Blueberry crumble ‘cake’
I must admit that I’m not too sure whether I should be calling this recipe a pudding, a cake, or a slice, as it pretty much fits into all three categories! Maybe I should just say that it’s scrumptious and works equally well as a dessert, or as something to have with a cup of tea or coffee. It’s combination of gently spicy cake, slightly sharp berries and crunchy topping is completely irresistible.
240g plain flour
½ cup (110g) caster sugar
1 teaspoon baking powder
¼ teaspoon bicarbonate of soda
¼ teaspoon salt
1 teaspoon ground cinnamon
½ teaspoon freshly grated nutmeg
100g cold unsalted butter, cut into small chunks (approx. 1cm)
1 tablespoon caster sugar, extra
20g cold unsalted butter, extra, cut into tiny cubes
1 extra-large egg (about 70g)
½ cup (125ml) sour cream
1 teaspoon vanilla extract
250g blueberries (fresh or frozen)
Icing sugar, for dusting
Softly whipped cream, or good vanilla bean ice cream, to serve
Preheat your oven to 175C. Butter a 20cm square cake tin, line the base with buttered baking paper, then dust the tin with flour. Set the tin aside.
Tip the flour, caster sugar, baking powder, bicarbonate of soda, salt, cinnamon and nutmeg into the bowl of a food processor fitted with a steel blade. Whiz them together for 15 seconds until they’re thoroughly combined. Now add the butter, and pulse it in until the mixture resembles fine-ish breadcrumbs.
Scoop 1½ cups of the crumb mixture into a bowl (this is for the crumble topping). Stir the extra tablespoon of caster sugar into this, then scatter the extra butter over the top and use your fingers to lightly rub it into the flour mixture. What you’re after is a mixture of big and little crumbs. When it’s done, cover the crumble and pop it in the fridge.
In a medium-sized bowl, beat the egg lightly, then add the sour cream and vanilla and whisk until they’re well combined. Tip the flour mixture left in the processor into the egg mixture, and stir them together. Now, gently but thoroughly mix in the blueberries – the batter will be quite stiff (if you’re using frozen berries, just add them in their frozen state). Spoon the batter into the prepared tin, then carefully spread it out as best you can, trying not to squash the berries. (It’s a bit awkward to do this as the batter is thick, but it does spread – promise!) Sprinkle the crumble mixture evenly over the top, then shake the tin gently to settle it.
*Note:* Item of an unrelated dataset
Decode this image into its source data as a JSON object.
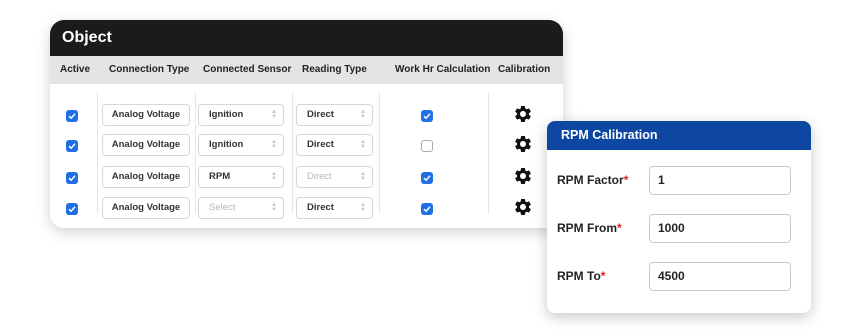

Pop the tin in the oven and bake the cake for 55-60 minutes, or until the top is pale golden and a fine skewer inserted in the middle comes out clean. It puffs up a bit, but sinks as it cools.
When the cake is ready, transfer it to a wire rack and leave it to cool in the tin. After 20 minutes carefully run a fine palette knife, or blunt knife, around the sides of the tin to loosen the cake. Lay a sheet of greaseproof or baking paper over the tin (this helps stop damaging the top when you flip the cake over) then sit a flat plate on top of this. Carefully invert the cake, then gently remove the tin and lining paper. Now sit a serving plate on the cake and invert it again so the cake is crumble-side up (the first time I did this I flipped it a little too enthusiastically and ended up with crumble mixture all over the kitchen, so I’ve learned to be a bit more circumspect now!).
Although you could eat the cake straight away as a pudding, I think the flavour is best when it’s barely warm or at room temperature. When you’re ready to serve it, dust the top lightly with icing sugar and serve it with softly whipped cream or vanilla bean ice cream.
P.S. This is probably best eaten on the day it’s made; however on the odd occasion I’ve had leftover cake, I’ve stored it in the fridge and brought it back to room temperature or warmed it gently to eat the following day, and it was still very good, if a bit firmer. It actually freezes well for a few weeks too.